Пять интересных книжных новинок
Сухбат Афлатуни
Поклонение волхвов
Сухбат Афлатуни — фикшн-маска писателя, поэта «ташкентской школы», критика, литературоведа Евгения Абдуллаева. «Поклонение волхвов», текст, побывавший когда-то в длинном списке «Большой книги», — настоящий эпический роман, охватывающий широкую географию от Санкт-Петербурга до Японии, и более чем вековой период русской истории, с конца XIX века до наших дней. Тут теология (был Христос распят или пока еще нет), сектантство, философия, мифы, история (текучая и вместе с тем дробящаяся в постмодернистский калейдоскоп передразнивающих друг друга эпох) прячутся в запутанных, на первых взгляд, сюжетных линиях и конструкциях.
Игорь Савельев
Без тормозов
Начинал Савельев с автобиографической повести «Бледный город» про автостоп, она быстро набрала популярность в субкультурных кругах, и понеслось. В новой книге под одной обложкой сошлись «Бледный город» и повесть 2014-го «Без тормозов».
Здесь — живой молодежный язык, абсурд и трагикомизм российского сегодня и подспудный срез вызревания — и автора, и страны. Во что — вопрос отдельный.
Ирина Богатырева
Кадын
Ирина Богатырева, автор толстых журналов, победитель ряда литературных наград, в том числе премии «Дебют» и конкурса Сергея Михалкова.
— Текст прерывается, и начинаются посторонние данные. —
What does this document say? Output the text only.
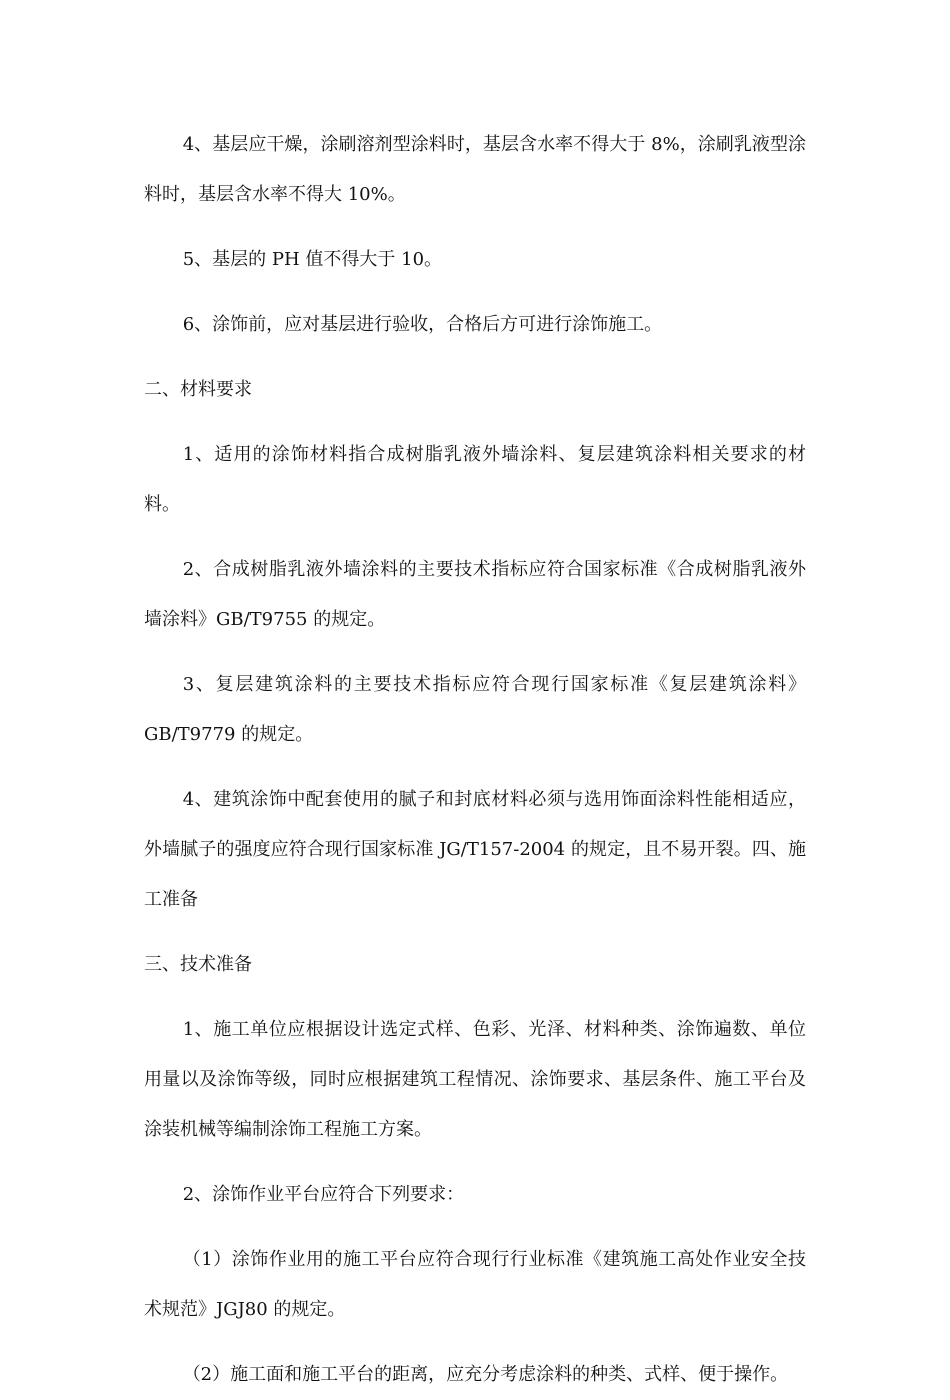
4、基层应干燥，涂刷溶剂型涂料时，基层含水率不得大于 8%，涂刷乳液型涂料时，基层含水率不得大 10%。

5、基层的 PH 值不得大于 10。

6、涂饰前，应对基层进行验收，合格后方可进行涂饰施工。

二、材料要求

1、适用的涂饰材料指合成树脂乳液外墙涂料、复层建筑涂料相关要求的材料。

2、合成树脂乳液外墙涂料的主要技术指标应符合国家标准《合成树脂乳液外墙涂料》GB/T9755 的规定。

3、复层建筑涂料的主要技术指标应符合现行国家标准《复层建筑涂料》GB/T9779 的规定。

4、建筑涂饰中配套使用的腻子和封底材料必须与选用饰面涂料性能相适应，外墙腻子的强度应符合现行国家标准 JG/T157-2004 的规定，且不易开裂。四、施工准备

三、技术准备

1、施工单位应根据设计选定式样、色彩、光泽、材料种类、涂饰遍数、单位用量以及涂饰等级，同时应根据建筑工程情况、涂饰要求、基层条件、施工平台及涂装机械等编制涂饰工程施工方案。

2、涂饰作业平台应符合下列要求：

（1）涂饰作业用的施工平台应符合现行行业标准《建筑施工高处作业安全技术规范》JGJ80 的规定。

（2）施工面和施工平台的距离，应充分考虑涂料的种类、式样、便于操作。
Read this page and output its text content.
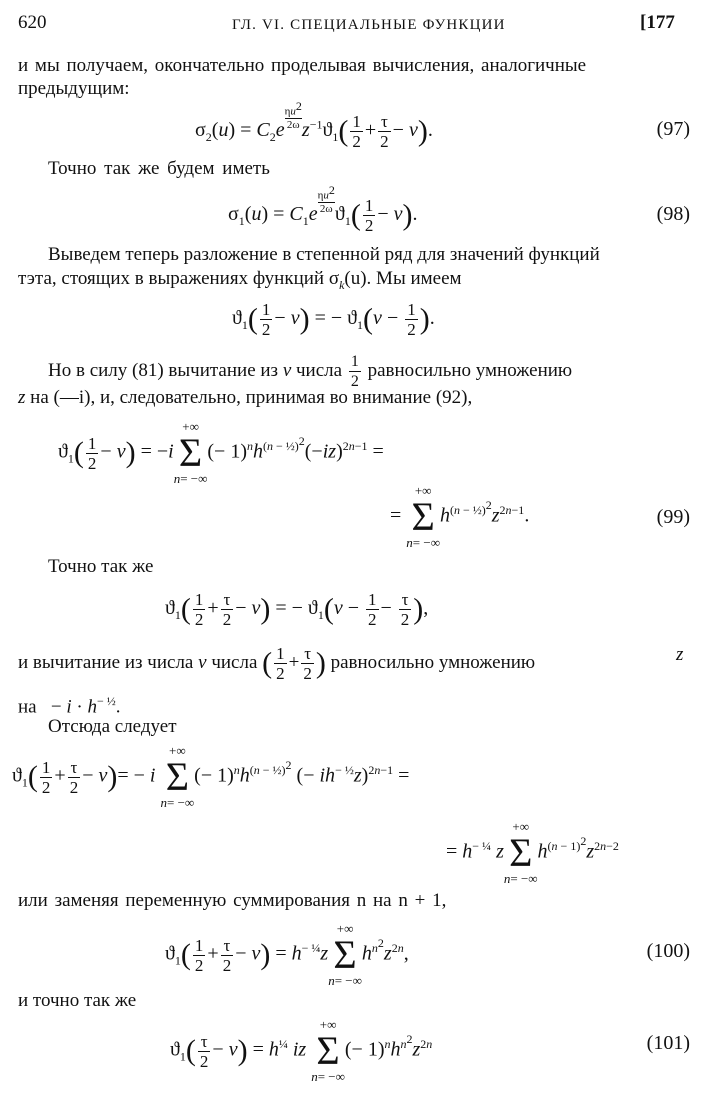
620	ГЛ. VI. СПЕЦИАЛЬНЫЕ ФУНКЦИИ	[177
и мы получаем, окончательно проделывая вычисления, аналогичные
предыдущим:
$\sigma_2(u) = C_2e \frac{\eta u^2}{2\omega}z^{-1}ϑ_1( \frac{1}{2} + \frac{\tau}{2} - v)$.	(97)
Точно так же будем иметь
$\sigma_1(u) = C_1e \frac{\eta u^2}{2\omega}ϑ_1( \frac{1}{2} - v)$.	(98)
Выведем теперь разложение в степенной ряд для значений функций
тэта, стоящих в выражениях функций $\sigma_k(u)$. Мы имеем
$ϑ_1( \frac{1}{2} - v)$ = − $ϑ_1(v - \frac{1}{2}$ ).
Но в силу (81) вычитание из v числа $\frac{1}{2}$ равносильно умножению
z на (—i), и, следовательно, принимая во внимание (92),
$ϑ_1( \frac{1}{2} - v) = -i$
+∞
Σ
n= −∞
(− $1)^nh^{(n - \frac{1}{2})^2}(-iz)^{2n-1}$ =
=
+∞
Σ
n= −∞
$h^{(n - \frac{1}{2})^2}z^{2n-1}$.	(99)
Точно так же
$ϑ_1( \frac{1}{2} + \frac{\tau}{2} - v)$ = − $ϑ_1(v - \frac{1}{2} - \frac{\tau}{2}$ ),
и вычитание из числа v числа ( $\frac{1}{2} + \frac{\tau}{2}$ ) равносильно умножению
на   − $i \cdot h^{- \frac{1}{2}}$.
z
Отсюда следует
$ϑ_1( \frac{1}{2} + \frac{\tau}{2} - v)= - i$
+∞
Σ
n= −∞
(− $1)^nh^{(n - \frac{1}{2})^2}$ (− $ih^{- \frac{1}{2}}z)^{2n-1}$ =
= $h^{- \frac{1}{4}}$ z
+∞
Σ
n= −∞
$h^{(n - 1)^2}z^{2n-2}$
или заменяя переменную суммирования n на n + 1,
$ϑ_1( \frac{1}{2} + \frac{\tau}{2} - v) = h^{- \frac{1}{4}}z$
+∞
Σ
n= −∞
$h^{n^2}z^{2n}$,	(100)
и точно так же
$ϑ_1( \frac{\tau}{2} - v) = h^{\frac{1}{4}}$ iz
+∞
Σ
n= −∞
(− $1)^nh^{n^2}z^{2n}$	(101)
Пишет и для взрослых, и для детей, и для подростков. Варганист, наездница и путешественница. Знаток и любитель Алтая.
«Кадын» — роман-реконструкция, рассказанный от лица «алтайской принцессы» Ал-Аштары. Тем, кто любит бродить по историческим закоулкам и наблюдать за оживающими народами, духами, шаманами и ручными барсами, книга обязательно придется по вкусу. Помимо экзотических имен, дикой природы и военных перипетий, здесь встречаются и вкусные бытовые подробности.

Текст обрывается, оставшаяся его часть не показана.